Remembering from Las Vegas

Serrano said Bergen has been one of his best friends since their kids started kindergarten together in 2003. He said Bergen, who was still recovering from the trauma of the attacks, was “a tough nut to crack” for the first few years of their friendship, but their wives brought them together because Serrano was in the first few years of his firefighting career.

As the families got closer, Serrano said, his friend started opening up and sharing his 9/11 story and telling stories of the men who died, whose photos hang in the garage of Bergen’s Summerlin home.

“I just remember him telling me, ‘All my best friends died that day,’ and that shook me,” Serrano said. “And he told me, he said, ‘Do me a favor, don’t ever forget.’”

So to keep the memory of the 343 firefighters who died that day alive, Serrano helped organize a memorial at New York-New York every Sept. 11 for about 15 years, and he said firefighters from departments across the valley were invited to march and hold a moment of silence to honor the fallen.

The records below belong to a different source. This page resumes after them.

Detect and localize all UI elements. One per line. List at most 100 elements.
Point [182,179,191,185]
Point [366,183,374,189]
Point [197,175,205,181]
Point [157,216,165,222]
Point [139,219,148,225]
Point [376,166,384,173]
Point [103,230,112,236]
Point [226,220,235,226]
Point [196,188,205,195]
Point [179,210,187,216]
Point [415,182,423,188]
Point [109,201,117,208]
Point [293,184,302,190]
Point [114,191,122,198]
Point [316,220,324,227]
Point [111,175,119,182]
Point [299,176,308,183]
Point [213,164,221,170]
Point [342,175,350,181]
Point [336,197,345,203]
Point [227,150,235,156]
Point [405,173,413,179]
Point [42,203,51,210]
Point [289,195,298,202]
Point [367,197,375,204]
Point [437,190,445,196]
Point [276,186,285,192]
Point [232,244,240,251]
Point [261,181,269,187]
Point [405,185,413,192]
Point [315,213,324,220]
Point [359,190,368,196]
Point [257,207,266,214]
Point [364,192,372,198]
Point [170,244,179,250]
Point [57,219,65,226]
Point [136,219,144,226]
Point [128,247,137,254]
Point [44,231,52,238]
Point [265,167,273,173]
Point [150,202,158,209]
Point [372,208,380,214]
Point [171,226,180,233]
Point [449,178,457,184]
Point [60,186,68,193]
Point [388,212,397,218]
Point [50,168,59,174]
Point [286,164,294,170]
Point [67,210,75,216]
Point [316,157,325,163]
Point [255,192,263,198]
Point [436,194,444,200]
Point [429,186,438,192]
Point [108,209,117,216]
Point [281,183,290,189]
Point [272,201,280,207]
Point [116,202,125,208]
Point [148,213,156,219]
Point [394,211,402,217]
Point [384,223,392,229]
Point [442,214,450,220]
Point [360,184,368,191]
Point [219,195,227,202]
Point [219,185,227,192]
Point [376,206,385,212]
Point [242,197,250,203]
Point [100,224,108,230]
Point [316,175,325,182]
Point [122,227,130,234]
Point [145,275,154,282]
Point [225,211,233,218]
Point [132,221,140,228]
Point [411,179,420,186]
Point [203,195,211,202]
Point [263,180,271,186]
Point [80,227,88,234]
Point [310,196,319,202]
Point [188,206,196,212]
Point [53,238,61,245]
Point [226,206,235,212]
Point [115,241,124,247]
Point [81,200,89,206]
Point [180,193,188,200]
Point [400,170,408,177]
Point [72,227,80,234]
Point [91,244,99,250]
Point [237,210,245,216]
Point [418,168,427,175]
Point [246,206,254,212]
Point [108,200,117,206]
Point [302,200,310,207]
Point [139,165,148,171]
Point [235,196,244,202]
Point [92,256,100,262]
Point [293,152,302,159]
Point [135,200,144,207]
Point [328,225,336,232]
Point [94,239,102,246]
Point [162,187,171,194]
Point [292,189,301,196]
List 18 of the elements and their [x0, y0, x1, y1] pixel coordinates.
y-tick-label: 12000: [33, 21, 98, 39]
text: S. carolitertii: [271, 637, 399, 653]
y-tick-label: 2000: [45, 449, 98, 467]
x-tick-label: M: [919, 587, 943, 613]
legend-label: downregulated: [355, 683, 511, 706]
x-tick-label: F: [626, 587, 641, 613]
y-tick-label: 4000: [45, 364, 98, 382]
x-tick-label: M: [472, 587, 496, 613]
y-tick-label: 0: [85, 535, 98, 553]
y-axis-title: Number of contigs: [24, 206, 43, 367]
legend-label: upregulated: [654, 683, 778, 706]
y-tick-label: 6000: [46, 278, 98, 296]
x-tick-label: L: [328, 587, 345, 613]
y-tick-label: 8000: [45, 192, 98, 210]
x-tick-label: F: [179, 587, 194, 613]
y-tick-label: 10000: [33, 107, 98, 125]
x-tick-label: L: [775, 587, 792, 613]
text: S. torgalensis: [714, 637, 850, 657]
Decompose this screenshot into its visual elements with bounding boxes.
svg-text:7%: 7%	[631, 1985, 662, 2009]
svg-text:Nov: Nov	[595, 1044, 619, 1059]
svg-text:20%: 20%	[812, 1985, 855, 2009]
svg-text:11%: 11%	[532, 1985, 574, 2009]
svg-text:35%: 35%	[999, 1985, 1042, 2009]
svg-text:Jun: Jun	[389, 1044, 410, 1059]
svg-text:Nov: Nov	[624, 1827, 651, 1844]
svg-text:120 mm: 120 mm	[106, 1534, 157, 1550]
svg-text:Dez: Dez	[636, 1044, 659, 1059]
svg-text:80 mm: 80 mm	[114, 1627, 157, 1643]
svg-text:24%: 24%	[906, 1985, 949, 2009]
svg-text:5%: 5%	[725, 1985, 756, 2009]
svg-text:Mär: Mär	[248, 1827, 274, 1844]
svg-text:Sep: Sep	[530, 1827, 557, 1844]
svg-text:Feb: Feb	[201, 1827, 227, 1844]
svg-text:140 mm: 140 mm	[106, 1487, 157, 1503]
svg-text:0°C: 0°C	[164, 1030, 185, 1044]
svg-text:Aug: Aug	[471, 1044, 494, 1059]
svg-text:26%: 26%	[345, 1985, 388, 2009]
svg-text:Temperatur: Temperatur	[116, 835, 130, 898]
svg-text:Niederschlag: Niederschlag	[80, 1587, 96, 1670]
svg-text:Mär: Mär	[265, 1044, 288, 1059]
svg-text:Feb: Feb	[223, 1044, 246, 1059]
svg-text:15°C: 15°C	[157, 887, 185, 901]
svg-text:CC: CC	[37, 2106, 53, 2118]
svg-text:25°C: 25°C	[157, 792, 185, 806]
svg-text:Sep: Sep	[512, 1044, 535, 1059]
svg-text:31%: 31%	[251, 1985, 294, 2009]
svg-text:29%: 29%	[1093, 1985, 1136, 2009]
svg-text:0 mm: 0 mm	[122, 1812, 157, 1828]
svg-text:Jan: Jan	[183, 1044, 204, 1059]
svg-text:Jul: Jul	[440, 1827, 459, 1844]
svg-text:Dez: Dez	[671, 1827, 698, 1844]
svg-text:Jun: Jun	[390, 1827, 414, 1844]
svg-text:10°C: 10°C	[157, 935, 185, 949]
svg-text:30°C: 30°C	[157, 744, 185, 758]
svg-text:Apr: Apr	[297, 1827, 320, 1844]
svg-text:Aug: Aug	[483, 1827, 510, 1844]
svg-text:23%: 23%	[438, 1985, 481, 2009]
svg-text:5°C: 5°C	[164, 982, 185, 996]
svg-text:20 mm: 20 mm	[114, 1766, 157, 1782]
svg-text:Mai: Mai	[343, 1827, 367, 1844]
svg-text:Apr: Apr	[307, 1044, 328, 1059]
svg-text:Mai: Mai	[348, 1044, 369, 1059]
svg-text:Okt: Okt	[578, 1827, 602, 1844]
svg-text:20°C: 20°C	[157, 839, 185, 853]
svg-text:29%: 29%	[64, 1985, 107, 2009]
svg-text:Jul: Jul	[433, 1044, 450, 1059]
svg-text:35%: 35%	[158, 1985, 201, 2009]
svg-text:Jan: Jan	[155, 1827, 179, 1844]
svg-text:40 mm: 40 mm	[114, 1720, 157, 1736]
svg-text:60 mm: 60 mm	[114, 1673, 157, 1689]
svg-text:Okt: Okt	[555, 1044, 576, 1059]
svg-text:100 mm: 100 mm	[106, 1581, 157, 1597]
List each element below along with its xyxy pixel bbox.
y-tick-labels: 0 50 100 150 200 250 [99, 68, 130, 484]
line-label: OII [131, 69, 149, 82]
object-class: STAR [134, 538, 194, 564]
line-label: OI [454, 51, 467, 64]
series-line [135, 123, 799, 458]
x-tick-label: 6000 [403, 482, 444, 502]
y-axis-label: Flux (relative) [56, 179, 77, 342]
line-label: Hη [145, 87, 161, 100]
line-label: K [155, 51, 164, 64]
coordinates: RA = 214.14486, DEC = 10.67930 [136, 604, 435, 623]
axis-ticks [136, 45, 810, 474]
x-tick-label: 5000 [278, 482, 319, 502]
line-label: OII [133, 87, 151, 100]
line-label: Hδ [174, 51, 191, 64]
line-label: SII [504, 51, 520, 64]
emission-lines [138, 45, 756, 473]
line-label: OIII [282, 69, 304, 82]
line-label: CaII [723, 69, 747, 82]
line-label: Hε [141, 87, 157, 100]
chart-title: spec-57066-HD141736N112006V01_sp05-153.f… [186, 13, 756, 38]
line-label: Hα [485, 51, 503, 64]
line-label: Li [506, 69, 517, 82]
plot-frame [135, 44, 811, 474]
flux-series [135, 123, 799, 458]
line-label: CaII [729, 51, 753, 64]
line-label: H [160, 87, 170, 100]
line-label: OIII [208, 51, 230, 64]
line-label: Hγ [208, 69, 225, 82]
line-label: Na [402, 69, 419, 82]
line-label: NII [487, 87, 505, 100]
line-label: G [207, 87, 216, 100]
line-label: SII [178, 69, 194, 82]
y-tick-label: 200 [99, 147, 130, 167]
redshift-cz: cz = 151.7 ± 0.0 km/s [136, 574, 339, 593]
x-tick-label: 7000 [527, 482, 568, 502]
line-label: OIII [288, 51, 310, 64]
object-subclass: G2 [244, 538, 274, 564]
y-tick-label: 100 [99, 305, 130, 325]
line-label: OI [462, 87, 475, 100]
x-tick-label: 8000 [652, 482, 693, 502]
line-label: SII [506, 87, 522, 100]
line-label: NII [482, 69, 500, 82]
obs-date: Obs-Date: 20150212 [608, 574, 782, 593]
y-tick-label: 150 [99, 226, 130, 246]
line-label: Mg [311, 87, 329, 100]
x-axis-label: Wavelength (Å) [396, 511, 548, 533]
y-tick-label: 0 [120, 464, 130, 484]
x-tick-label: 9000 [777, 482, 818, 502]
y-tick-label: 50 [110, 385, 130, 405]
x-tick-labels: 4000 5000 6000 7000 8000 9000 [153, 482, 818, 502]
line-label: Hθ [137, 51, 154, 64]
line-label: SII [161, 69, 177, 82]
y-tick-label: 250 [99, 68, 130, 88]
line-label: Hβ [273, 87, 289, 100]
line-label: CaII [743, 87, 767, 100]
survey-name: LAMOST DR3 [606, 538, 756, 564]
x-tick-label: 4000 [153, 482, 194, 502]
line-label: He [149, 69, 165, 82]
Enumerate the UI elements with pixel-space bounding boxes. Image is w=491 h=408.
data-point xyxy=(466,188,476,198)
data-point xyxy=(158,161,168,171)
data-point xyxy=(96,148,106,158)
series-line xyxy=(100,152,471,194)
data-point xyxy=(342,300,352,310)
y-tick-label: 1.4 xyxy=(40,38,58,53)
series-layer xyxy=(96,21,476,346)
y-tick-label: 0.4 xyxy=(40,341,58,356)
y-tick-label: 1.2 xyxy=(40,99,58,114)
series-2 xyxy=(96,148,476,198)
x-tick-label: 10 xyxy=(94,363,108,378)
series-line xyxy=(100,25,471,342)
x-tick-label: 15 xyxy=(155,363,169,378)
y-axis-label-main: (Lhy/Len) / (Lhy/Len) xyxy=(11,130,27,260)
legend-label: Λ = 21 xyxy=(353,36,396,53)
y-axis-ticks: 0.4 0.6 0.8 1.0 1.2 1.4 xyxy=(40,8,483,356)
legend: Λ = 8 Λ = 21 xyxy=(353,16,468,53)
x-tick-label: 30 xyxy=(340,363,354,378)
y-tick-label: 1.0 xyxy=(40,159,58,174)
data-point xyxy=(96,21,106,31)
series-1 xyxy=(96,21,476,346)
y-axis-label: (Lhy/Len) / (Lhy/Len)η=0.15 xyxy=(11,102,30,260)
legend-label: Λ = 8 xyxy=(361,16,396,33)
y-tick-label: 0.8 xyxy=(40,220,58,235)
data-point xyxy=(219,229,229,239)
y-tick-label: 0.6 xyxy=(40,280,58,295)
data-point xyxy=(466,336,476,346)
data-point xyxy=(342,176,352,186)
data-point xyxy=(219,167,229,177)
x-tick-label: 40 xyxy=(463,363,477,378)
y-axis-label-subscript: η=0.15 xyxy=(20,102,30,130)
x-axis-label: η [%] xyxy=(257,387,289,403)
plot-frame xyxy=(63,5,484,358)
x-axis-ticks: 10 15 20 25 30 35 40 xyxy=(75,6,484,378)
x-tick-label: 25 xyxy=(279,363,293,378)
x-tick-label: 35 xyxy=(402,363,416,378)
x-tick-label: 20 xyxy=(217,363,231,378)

Each year he would invite Bergen, but it wasn’t until about the 10-year anniversary that his friend took him up on the offer.

“I’ve always had this understanding of, OK, Sept. 11 is coming up, so Ed is going to go into hibernation for a couple weeks,” Serrano said. “You’ve gotta give him some space. But out of the blue one year he said, ‘Hey, I’d like to go,’ and that was kind of a landmark moment in our relationship when it came to 9/11.”

Serrano remembers picking Bergen up to go to the memorial that year, and he was surprised to see his friend open the door in his dress uniform. When his wife picked up his hat off the shelf in their living room, she saw the photo of Bergen’s late friend Carroll inside. “Hi, Mikey,” she said before handing the hat to her husband and sending him off to the memorial.

“Seeing even a little moment like that, it’s just like, wow, and they just carry on,” Serrano said of the couple’s growth over the past two decades. “But they always tell stories about the men who died and keep their memories alive.”

Bergen said he has gone to a couple of memorial services over the years, but he usually stays home and remembers the solemn experience in his own way. And that’s the most he said he can ask of anyone as Sept. 11 approaches.

“Pretty simply, don’t forget,” Bergen said. “I don’t know what else to say.”